Bohemian Rhapsody – Bryan Singer
Pour faire bref, Bohemian Rhapsody contient exactement tout ce qu'on s'attend à voir devant un biopic de Freddy Mercury. Il est le fixatif du mythe déjà existant.
Si vous aimiez un peu le personnage, vous n'apprendrez rien de plus. Les séquences sont des résumés d'anecdotes de presse people. De la scène ridicule et cliché de la rencontre avec le groupe et les genèses totalement fantasmées des plus grands tubes jusqu'à la souffrance du refoulement de l'homosexualité, tout ceci ne semble pas vouloir correspondre à une réalité, mais bien à l'image que le public s'est forgée de ce personnage. Le lieu commun de la réussite est bien appuyé: le culot et l'arrogance mènent loin si vous êtes doté d'un talent inné. Non, Freddy Mercury n'a pas appris à chanter, c'est grâce à ses dents. Un don. « Another one bites the dust » est né en quelques minutes. Instinct créatif. Drama Queen diva insupportable, on est bien censés être en admiration devant la prétention permanente de Freddy. Oh, quelle superbe ironie divinatoire lorsque deux notes de Bohemian Rhapsody sont jouées et qu'il dit "je crois que ça a du potentiel". Car comme tout bon biopic, c'est bien le destin quelque part, qui pousse notre légende.

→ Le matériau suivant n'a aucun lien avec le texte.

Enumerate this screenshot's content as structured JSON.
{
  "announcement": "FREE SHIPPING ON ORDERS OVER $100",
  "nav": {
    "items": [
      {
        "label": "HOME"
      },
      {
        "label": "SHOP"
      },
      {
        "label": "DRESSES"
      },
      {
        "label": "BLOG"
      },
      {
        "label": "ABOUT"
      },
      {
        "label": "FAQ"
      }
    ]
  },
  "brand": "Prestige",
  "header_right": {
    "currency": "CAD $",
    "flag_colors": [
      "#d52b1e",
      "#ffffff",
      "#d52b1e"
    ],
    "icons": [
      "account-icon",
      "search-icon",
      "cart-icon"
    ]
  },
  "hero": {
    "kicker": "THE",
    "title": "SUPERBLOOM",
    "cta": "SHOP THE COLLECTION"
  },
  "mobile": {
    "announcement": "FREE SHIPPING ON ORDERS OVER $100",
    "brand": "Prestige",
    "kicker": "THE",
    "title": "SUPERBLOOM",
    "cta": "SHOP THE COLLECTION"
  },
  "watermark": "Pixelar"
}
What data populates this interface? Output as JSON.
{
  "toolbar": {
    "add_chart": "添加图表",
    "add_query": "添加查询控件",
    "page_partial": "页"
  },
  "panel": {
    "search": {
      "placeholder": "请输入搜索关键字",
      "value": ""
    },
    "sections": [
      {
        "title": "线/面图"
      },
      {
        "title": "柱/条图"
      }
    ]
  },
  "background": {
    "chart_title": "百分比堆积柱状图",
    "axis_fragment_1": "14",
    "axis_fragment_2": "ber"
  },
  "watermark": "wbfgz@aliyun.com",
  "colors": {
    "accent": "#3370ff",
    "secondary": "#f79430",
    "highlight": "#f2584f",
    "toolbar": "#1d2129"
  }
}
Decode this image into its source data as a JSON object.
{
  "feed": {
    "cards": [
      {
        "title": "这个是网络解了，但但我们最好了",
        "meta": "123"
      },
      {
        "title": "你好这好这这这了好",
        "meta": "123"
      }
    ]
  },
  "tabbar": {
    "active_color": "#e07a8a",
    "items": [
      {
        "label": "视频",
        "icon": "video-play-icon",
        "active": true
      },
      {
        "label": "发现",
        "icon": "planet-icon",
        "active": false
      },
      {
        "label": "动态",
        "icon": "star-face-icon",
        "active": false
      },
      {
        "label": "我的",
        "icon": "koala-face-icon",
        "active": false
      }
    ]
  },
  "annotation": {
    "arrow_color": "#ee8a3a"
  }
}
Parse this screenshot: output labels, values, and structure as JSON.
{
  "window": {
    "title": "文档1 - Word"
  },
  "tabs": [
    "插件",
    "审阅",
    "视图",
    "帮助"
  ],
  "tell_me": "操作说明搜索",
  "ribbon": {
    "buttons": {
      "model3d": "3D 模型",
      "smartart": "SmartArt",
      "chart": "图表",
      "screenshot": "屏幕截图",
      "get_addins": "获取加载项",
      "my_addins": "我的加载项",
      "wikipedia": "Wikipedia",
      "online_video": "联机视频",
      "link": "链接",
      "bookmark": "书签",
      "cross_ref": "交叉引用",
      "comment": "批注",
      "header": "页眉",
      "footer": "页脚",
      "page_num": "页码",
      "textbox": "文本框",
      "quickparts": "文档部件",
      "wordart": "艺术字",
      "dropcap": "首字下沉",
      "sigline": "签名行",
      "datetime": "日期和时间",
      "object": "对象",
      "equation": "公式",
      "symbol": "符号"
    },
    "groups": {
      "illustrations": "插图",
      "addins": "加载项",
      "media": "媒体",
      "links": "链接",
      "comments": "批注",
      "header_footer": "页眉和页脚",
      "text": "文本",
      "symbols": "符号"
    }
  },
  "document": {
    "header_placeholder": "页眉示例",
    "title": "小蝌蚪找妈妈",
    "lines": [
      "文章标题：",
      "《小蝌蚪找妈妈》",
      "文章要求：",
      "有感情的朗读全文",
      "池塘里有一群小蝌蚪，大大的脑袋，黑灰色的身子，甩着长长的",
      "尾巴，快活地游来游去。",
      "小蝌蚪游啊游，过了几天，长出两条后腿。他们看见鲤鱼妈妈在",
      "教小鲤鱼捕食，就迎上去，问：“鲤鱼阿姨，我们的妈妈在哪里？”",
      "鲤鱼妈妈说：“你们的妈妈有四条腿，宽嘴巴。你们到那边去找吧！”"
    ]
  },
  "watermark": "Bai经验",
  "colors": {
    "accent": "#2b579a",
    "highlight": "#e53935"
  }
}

Quant au traitement de l'homosexualité, quels efforts déployés pour tenter de ne pas froisser l'éventuel public homophobe ! Freddy a peut-être une sexualité débridée, on ne saura pas. C'est évoqué mais plutôt comme de la malversation. Seule est traitée sa souffrance qui doit devenir suffisamment grande pour qu'on puisse le pardonner d'avoir cédé à la tentation, non pas du sexe, mais de l'amour masculin.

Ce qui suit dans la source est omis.